Technicolor particle could bring new era of physics to light
On the heels of a discovery that could change the future of physics, Fermilab has another reason to celebrate.
The amended national budget drastically improved funding to the Department of Energy’s office of science by lowering cuts to 1 percent from 20 percent and could help Fermilab and Argonne National Laboratory avoid major layoffs.
The original proposed cuts could have resulted in mass layoffs, and many – including Illinois’ U.S. Senator Richard J. Durbin (D) – publicly expressed criticism of the cuts.
“When you’re talking about approximately 1,500 jobs on the line, you can’t overstate the regional impact of the havoc caused by the extent of the proposed cuts, as demonstrated by the public outcry against them,” said John Normoyle, Durbin’s press secretary.
Fermilab director Pier Oddone said cuts of that magnitude would have been catastrophic to the lab's operations and the actual funding changes will be much easier to handle.
“We still are handling a difficult transition in shutting down Tevatron and beginning new projects,” Oddone said. “With this level of funding we could handle it quite well.”
The Tevatron was the world’s most powerful particle accelerator until Europe’s collider at CERN eclipsed it, and Fermilab's atom smasher will shut down this fall.

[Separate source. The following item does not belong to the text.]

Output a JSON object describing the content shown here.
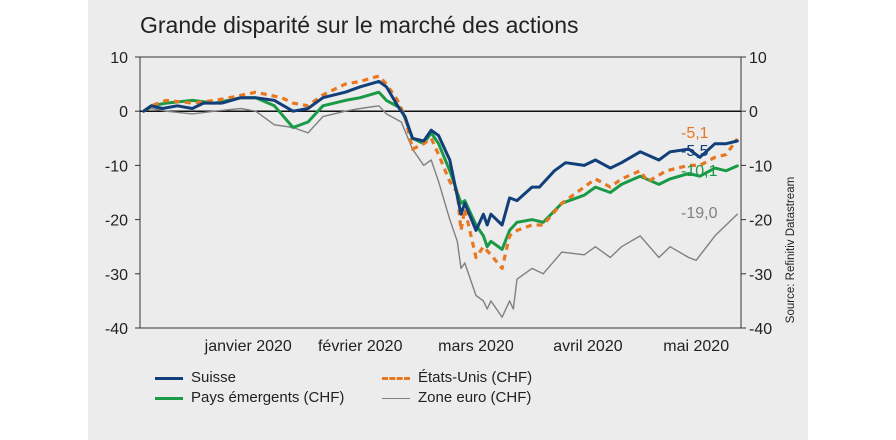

Alan Schriesheim, director emeritus of Argonne, said avoiding layoffs is not only important for current research but also in recruiting the next generation of researchers.
“Research is a very people-intensive activity, so when you cut the budget it is not generally possible to save a lot of money by shutting off the lights,” Schriesheim said. “If you lay off people you can’t then do research. You don’t have the talent to do it. You have an effect on the next generation who then will decide not to go into the fields.”

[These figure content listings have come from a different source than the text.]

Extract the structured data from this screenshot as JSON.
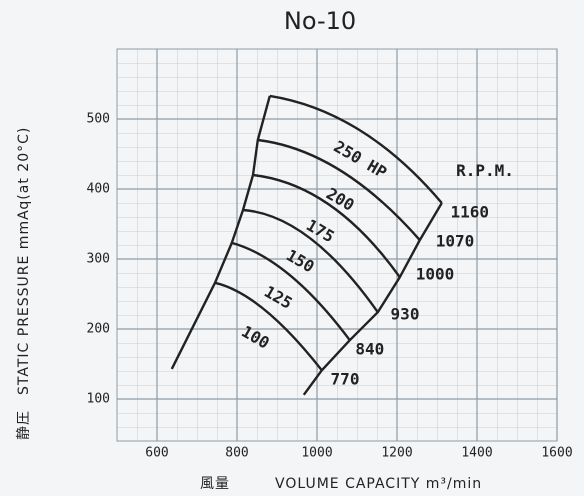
{
  "chart_data": {
    "type": "line",
    "title": "No-10",
    "x_label_prefix": "風量",
    "x_label": "VOLUME CAPACITY m³/min",
    "y_label_prefix": "静圧",
    "y_label": "STATIC PRESSURE mmAq(at 20°C)",
    "xlim": [
      500,
      1600
    ],
    "xticks": [
      600,
      800,
      1000,
      1200,
      1400,
      1600
    ],
    "ylim": [
      40,
      600
    ],
    "yticks": [
      100,
      200,
      300,
      400,
      500
    ],
    "grid": true,
    "color": "#222222",
    "series": [
      {
        "x": [
          882,
          1107,
          1312
        ],
        "values": [
          533,
          484,
          380
        ]
      },
      {
        "x": [
          852,
          1057,
          1257
        ],
        "values": [
          470,
          427,
          327
        ]
      },
      {
        "x": [
          840,
          1032,
          1207
        ],
        "values": [
          420,
          377,
          274
        ]
      },
      {
        "x": [
          815,
          982,
          1152
        ],
        "values": [
          370,
          330,
          224
        ]
      },
      {
        "x": [
          787,
          932,
          1082
        ],
        "values": [
          323,
          277,
          184
        ]
      },
      {
        "x": [
          745,
          870,
          1012
        ],
        "values": [
          266,
          227,
          141
        ]
      },
      {
        "x": [
          637,
          745,
          787,
          815,
          840,
          852,
          882
        ],
        "values": [
          143,
          266,
          323,
          370,
          420,
          470,
          533
        ]
      },
      {
        "x": [
          1312,
          1257,
          1207,
          1152,
          1082,
          1012,
          967
        ],
        "values": [
          380,
          327,
          274,
          224,
          184,
          141,
          106
        ]
      }
    ],
    "annotations": [
      {
        "text": "250 HP",
        "x": 1107,
        "y": 441,
        "rotate": 30
      },
      {
        "text": "200",
        "x": 1057,
        "y": 384,
        "rotate": 30
      },
      {
        "text": "175",
        "x": 1007,
        "y": 339,
        "rotate": 30
      },
      {
        "text": "150",
        "x": 957,
        "y": 296,
        "rotate": 30
      },
      {
        "text": "125",
        "x": 902,
        "y": 244,
        "rotate": 30
      },
      {
        "text": "100",
        "x": 845,
        "y": 187,
        "rotate": 30
      },
      {
        "text": "R.P.M.",
        "x": 1420,
        "y": 425,
        "rotate": 0
      },
      {
        "text": "1160",
        "x": 1382,
        "y": 366,
        "rotate": 0
      },
      {
        "text": "1070",
        "x": 1345,
        "y": 324,
        "rotate": 0
      },
      {
        "text": "1000",
        "x": 1295,
        "y": 277,
        "rotate": 0
      },
      {
        "text": "930",
        "x": 1220,
        "y": 220,
        "rotate": 0
      },
      {
        "text": "840",
        "x": 1132,
        "y": 170,
        "rotate": 0
      },
      {
        "text": "770",
        "x": 1070,
        "y": 127,
        "rotate": 0
      }
    ]
  }
}
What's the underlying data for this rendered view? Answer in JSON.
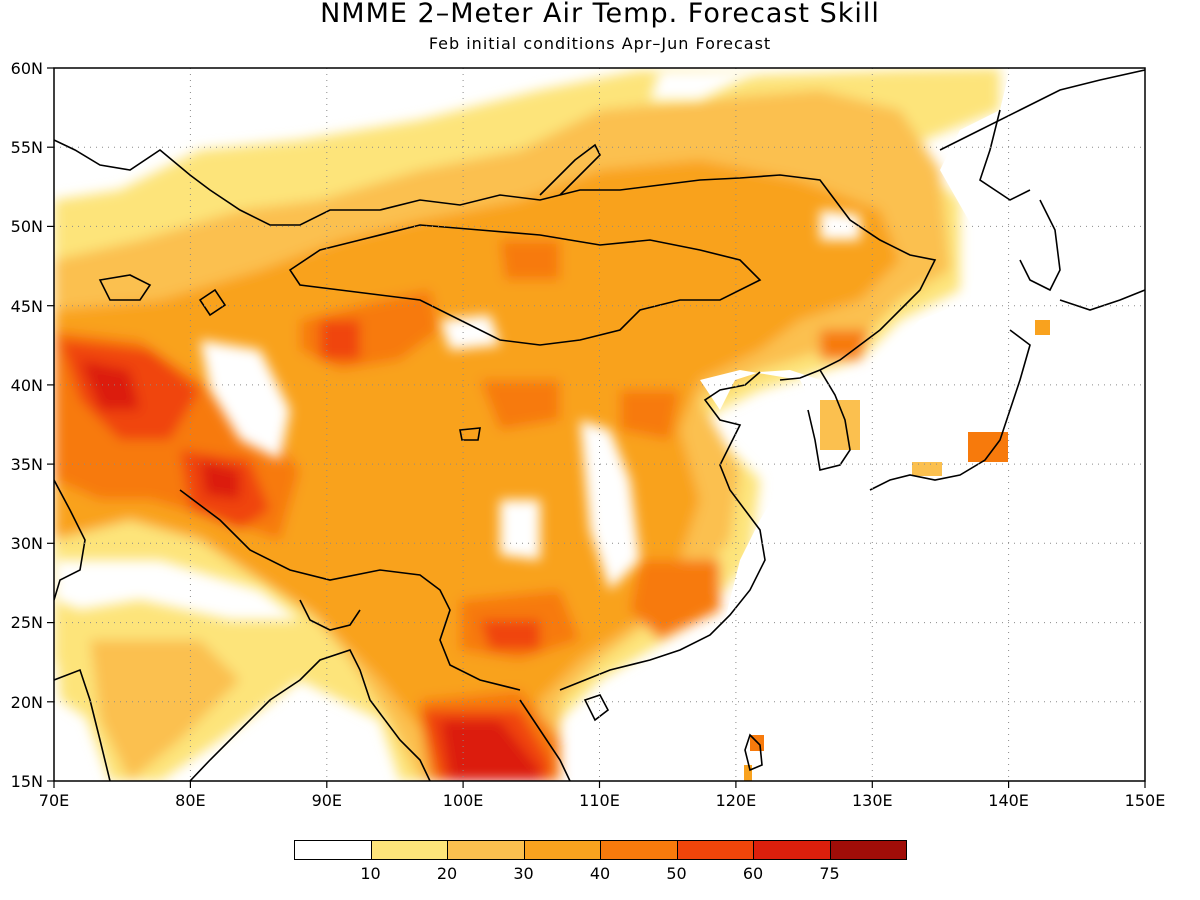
{
  "title": "NMME 2–Meter Air Temp. Forecast Skill",
  "subtitle": "Feb initial conditions   Apr–Jun Forecast",
  "map": {
    "lon_range": [
      70,
      150
    ],
    "lat_range": [
      15,
      60
    ],
    "lon_ticks": [
      "70E",
      "80E",
      "90E",
      "100E",
      "110E",
      "120E",
      "130E",
      "140E",
      "150E"
    ],
    "lat_ticks": [
      "15N",
      "20N",
      "25N",
      "30N",
      "35N",
      "40N",
      "45N",
      "50N",
      "55N",
      "60N"
    ],
    "gridlines": "dotted"
  },
  "legend": {
    "colors": [
      "#ffffff",
      "#fde47a",
      "#fbc04f",
      "#f9a21e",
      "#f77a0c",
      "#f0450a",
      "#dc1f0c",
      "#a00d08"
    ],
    "labels": [
      "10",
      "20",
      "30",
      "40",
      "50",
      "60",
      "75"
    ]
  }
}
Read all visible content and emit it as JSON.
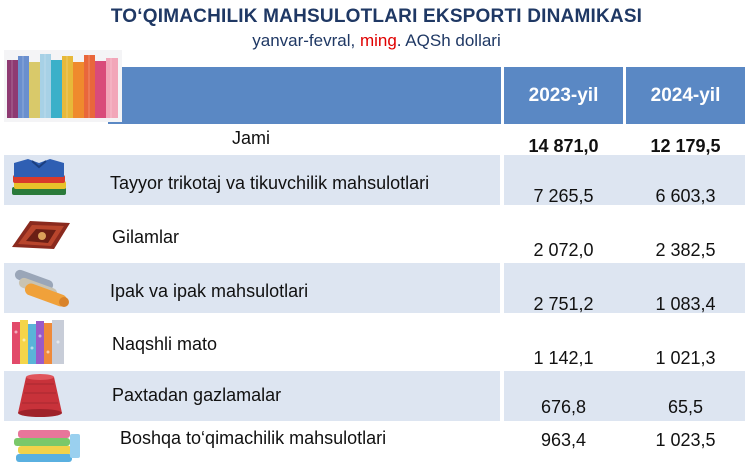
{
  "title": "TO‘QIMACHILIK MAHSULOTLARI EKSPORTI DINAMIKASI",
  "subtitle": {
    "pre": "yanvar-fevral, ",
    "highlight": "ming",
    "post": ". AQSh dollari"
  },
  "columns": [
    "2023-yil",
    "2024-yil"
  ],
  "total": {
    "label": "Jami",
    "v2023": "14 871,0",
    "v2024": "12 179,5"
  },
  "rows": [
    {
      "label": "Tayyor trikotaj va tikuvchilik mahsulotlari",
      "v2023": "7 265,5",
      "v2024": "6 603,3",
      "icon": "folded-clothes-icon"
    },
    {
      "label": "Gilamlar",
      "v2023": "2 072,0",
      "v2024": "2 382,5",
      "icon": "carpet-icon"
    },
    {
      "label": "Ipak va ipak mahsulotlari",
      "v2023": "2 751,2",
      "v2024": "1 083,4",
      "icon": "silk-rolls-icon"
    },
    {
      "label": "Naqshli mato",
      "v2023": "1 142,1",
      "v2024": "1 021,3",
      "icon": "patterned-fabric-icon"
    },
    {
      "label": "Paxtadan gazlamalar",
      "v2023": "676,8",
      "v2024": "65,5",
      "icon": "yarn-spool-icon"
    },
    {
      "label": "Boshqa to‘qimachilik mahsulotlari",
      "v2023": "963,4",
      "v2024": "1 023,5",
      "icon": "towels-stack-icon"
    }
  ]
}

Normoyle said the cuts would have stifled American innovation, especially in Illinois.
“If the House Republican budget (HR1) had become law, many companies that use Argonne’s facilities would have been forced to move their operations overseas,” he said. “Fermilab and Argonne attract the best and brightest minds to Illinois and create the kinds of high-paying jobs that are crucial to our long-term economic recovery.”
It was those bright minds at Fermilab who recently found what might be the biggest physics discovery in decades – a new type of particle called Technicolor that they found with detectors inside the soon-to-be-retired Tevatron.

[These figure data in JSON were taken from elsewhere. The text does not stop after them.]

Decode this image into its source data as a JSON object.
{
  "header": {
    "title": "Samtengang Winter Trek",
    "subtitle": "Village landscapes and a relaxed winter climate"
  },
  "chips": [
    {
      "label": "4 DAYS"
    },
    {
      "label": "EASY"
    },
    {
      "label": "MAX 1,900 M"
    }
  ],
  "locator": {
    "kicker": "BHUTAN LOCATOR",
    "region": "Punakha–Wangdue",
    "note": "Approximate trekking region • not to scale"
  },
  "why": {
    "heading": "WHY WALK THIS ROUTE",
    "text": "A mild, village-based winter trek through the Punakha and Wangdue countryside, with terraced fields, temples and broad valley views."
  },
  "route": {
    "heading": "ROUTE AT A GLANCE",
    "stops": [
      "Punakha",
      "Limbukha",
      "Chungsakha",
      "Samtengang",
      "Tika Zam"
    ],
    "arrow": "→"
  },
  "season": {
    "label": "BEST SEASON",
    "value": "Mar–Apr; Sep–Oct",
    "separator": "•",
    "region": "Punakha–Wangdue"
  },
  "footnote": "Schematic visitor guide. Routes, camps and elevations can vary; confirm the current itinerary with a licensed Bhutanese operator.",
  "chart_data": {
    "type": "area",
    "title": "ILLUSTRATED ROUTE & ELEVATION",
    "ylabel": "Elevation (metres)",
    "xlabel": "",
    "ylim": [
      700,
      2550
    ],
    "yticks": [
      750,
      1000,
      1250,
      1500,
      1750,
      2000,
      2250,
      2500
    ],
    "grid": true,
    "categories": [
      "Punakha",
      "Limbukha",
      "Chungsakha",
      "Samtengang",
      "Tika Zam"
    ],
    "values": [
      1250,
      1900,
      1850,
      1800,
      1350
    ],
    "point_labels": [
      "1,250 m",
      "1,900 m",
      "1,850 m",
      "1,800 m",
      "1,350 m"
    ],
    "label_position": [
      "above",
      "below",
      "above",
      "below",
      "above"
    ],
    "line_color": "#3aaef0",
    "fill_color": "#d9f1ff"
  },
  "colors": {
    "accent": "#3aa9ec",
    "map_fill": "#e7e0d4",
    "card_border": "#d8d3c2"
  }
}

Oddone said this discovery is exciting because it’s an alternative to finding the Higgs boson, a theoretical particle believed to give mass to all matter. “If you have these Technicolor particles you can generate what Higgs would do,” he said.
Physicists have been on the hunt to prove the existence of the elusive Higgs for years.
“Potentially it’s as big a discovery as Higgs would be,” Oddone said.
More data needs to be analyzed to confirm the discovery. Oddone said scientists have enough data to confirm or disprove it and hopes the analysis will be complete in the next few months.
If the discovery is confirmed, it would mean a whole new family of particles exists. The particles detected at Fermilab are of lower mass, but scientists expect that higher mass Technicolor particles would also exist.
Oddone said those higher mass particles would be easy to spot in the Large Hadron Collider at CERN in Switzerland. Once Fermilab confirms the discovery, he expects the exploration to continue at CERN.
Technicolor isn’t the only innovative project on the horizon at Fermilab.
A new endeavor, known as Project X, would allow Fermilab to increase the flux of particles by a factor of 100. “Project X will give us the most intense machine in the world in terms of the number of particles it produces,” Oddone said.
Project X would generate high-intensity beams of particles allowing physicists to enter a new frontier of research. Fermilab plans to build the project inside the Tevatron.
Oddone said he hopes the project will be approved by the end of the year. If Project X gets the green light, Fermilab will spend a few years working on the design then await a final decision on the design and the project.
If all proceeds as planned, Oddone said the lab would break ground on Project X in 2014 or 2015 and it would be complete by 2020.
Schriesheim said funding forward-thinking projects such as these invests in the health of humanity in the future.
“Institutions like Argonne and Fermilab are essentially set on maintaining and improving the quality of all life by gaining new understandings of what goes into the nature of materials, [researching] all those items that are not quite here today but we wish would be here tomorrow,” he said.
According to Schriesheim, limited resources are a problem for researchers because budgets tend to cut out those items that will make an impact sometime in the future that can’t be defined yet in favor of short-term projects.
“I would hope that the nation continues to put money into its future. That’s what these institutions do. They bet on the future,” he said.